Whitmer makes campaign stop in Ironwood


Richard Jenkins/Daily Globe

GRETCHEN WHITMER, left, who is running for govenor in 2018, talks to Cheryl and Doug Olsen Wednesday at a campaign event in Ironwood.



Ironwood - Democratic gubernatorial candidate Gretchen Whitmer visited Ironwood Wednesday, part of a swing through the Upper Peninsula as she campaigns for governor in the 2018 election.

Whitmer visited the Daily Globe, after which she attended a Gogebic County Democratic Party event.

"I wanted to make sure people know I'm very concerned about the U.P., and I want to be a voice for everybody in the state," Whitmer said. "So it was important to spend some time in the U.P., early on."

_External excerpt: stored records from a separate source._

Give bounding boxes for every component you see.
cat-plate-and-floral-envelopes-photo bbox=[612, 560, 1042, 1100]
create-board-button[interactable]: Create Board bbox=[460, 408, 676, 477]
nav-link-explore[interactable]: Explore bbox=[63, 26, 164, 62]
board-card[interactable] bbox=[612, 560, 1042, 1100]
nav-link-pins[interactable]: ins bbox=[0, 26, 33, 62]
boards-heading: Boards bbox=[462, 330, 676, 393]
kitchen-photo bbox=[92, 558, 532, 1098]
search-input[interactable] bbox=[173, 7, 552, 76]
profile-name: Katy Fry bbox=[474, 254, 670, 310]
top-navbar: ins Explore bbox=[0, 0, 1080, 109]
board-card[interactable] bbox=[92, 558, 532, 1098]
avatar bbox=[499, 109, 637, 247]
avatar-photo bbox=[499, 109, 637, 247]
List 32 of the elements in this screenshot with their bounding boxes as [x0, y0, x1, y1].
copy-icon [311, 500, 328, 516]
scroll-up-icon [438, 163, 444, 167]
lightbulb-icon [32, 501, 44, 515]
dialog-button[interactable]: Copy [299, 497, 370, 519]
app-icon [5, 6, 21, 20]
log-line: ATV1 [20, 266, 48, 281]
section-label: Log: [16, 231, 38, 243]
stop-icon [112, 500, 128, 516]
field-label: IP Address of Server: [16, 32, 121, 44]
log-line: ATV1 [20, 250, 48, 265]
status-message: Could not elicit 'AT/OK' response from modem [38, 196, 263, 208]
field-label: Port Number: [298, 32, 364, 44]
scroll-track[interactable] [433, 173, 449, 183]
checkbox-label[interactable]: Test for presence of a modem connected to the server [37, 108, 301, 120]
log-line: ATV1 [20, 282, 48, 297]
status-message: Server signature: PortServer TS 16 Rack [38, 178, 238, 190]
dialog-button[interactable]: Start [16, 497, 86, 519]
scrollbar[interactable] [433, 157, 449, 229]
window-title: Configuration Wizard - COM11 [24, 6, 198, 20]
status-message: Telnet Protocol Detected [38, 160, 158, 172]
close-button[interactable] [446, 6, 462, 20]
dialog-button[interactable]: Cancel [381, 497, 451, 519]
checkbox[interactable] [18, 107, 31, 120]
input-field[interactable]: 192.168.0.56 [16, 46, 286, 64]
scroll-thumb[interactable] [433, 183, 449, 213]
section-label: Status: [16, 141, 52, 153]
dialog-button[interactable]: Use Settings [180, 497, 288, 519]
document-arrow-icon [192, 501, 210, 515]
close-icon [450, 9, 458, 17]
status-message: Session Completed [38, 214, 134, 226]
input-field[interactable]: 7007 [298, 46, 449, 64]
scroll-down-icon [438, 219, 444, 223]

A Michigan native, Whitmer was born in Lansing and grew up in Grand Rapids before returning to Lansing - where she lives now - for college.

She has served in the state legislature for 14 years, including four years as the Democratic leader of the senate. Following being term-limited out, she returned to her work as a lawyer, and began teaching at the University of Michigan.

"I'm someone who really cares about the state of Michigan," Whitmer said. "I love this state, I love the people of this state, and I think we deserve better from our leaders."

She credits being a life-long Michigander for inspiring her to run for Governor.

"I think about the Michigan in which I grew up in," Whitmer said. "We used to be leaders in education, where our K-12 schools were the finest in the country. People could afford to go to these great universities that we have throughout the state of Michigan. You could get a good job, and pay your bills, and raise a family in Michigan. I see all three of those things as not as accessible as they were.

"We can't move Michigan forward if we have so many people struggling just to get by."

This is why Whitmer is making education a focus of her campaign.

"Education and economic development go hand-in-hand," she said. "If we're going to ensure people have careers they can survive on, they can thrive in, that they can raise their families in; it starts with ensuring we have the skills necessary - and I think that starts with education."

Whitmer said she is a "huge proponent" of universal early childhood education, and also advocates skills training for those who don't pursue a two- or four-year degree.

Whitmer is also fed up with many of the state's leaders and their failure to serve the people.

"I'm so frustrated with leaders that don't tell the truth," Whitmer said. "I think that's something we deserve - someone who is going to level with us and just be very plain about the challenges we face and come up with some honest solutions to them."

Whitmer said the 2016 election and Donald Trump's win showed the importance of "not taking anyone for granted.

"We have to engage with people, that's why I got into this race as early as I did. I think not only does the Democratic Party need to be rebuilt, the state of Michigan needs to be rebuilt in a lot of fundamental, important ways," she said.

Voter dissatisfaction may be one reason Trump and Sanders carried Michigan in the 2016, Whitmer said.

"I suspect a lot people who voted for Bernie Sanders, and a lot of people who voted for Donald Trump, were so frustrated that they didn't feel their leaders were looking out for them they wanted to go in a bold, new direction," she said. "I get that. I share that frustration, and that's really what's pushed me into (running) ... I can't sit by and watch these leaders, who do political dancing and don't solve problems, anymore. We deserve better."

Surprisingly, despite the loss, Whitmer feels the 2016 election has galvanized local Democrats.

"Every event we've gone to, there have been bigger crowds than we anticipated and than we were prepped for - which is a great problem to have," Whitmer said.

Whitmer realizes the state's rural voters traditionally aren't Democrats, which is why she said she has started her campaign so early. With Gov. Rick Snyder prevented for seeking another term due to term limits, Whitmer is one of the first to enter the race.

"I think half the job is showing up, and that's why I'm here. That's why I'm going to spend the better of the next two years traveling the state and engaging with people," Whitmer said. "And I'm going to listen. I'm going to ask questions so I'm better prepared to be a voice for the people of this state. Our leaders have been putting politics, or putting corporate interests, ahead of the people for too long and we can't move this state forward if we continue to do that."

While voters around the state have brought up issues like the economy and importance of eduction, Whitmer said there are some issues that are specific to U.P., voters - such as the need for increased broadband service.

She used the example of a realtor in St. Ignace who couldn't close a deal to relocate a business - which Whitmer said was expected to produce 50 jobs at roughly $50,000-a-year - to the state due to the lack of broadband availability.

"That's a quality of life issue," she said. "You can have all the land in the world and the beauty, but if you're not able to get your business connected you can't locate there."

Following her stop in Ironwood, Whitmer will continue to Houghton and Marquette - visiting 11 out of 15 counties above the bridge by the time the trip is complete.

Having visited the Gogebic Range before, Whitmer said she is a big fan of Marty's Goldenaires - having even arranged to have the group play at the state capitol. Whitmer joked if she wins, the group may make a second appearance in Lansing.

"Wouldn't that be great, have a U.P. band play at the inauguration. We know they're tough enough to play in the winter," she said laughing.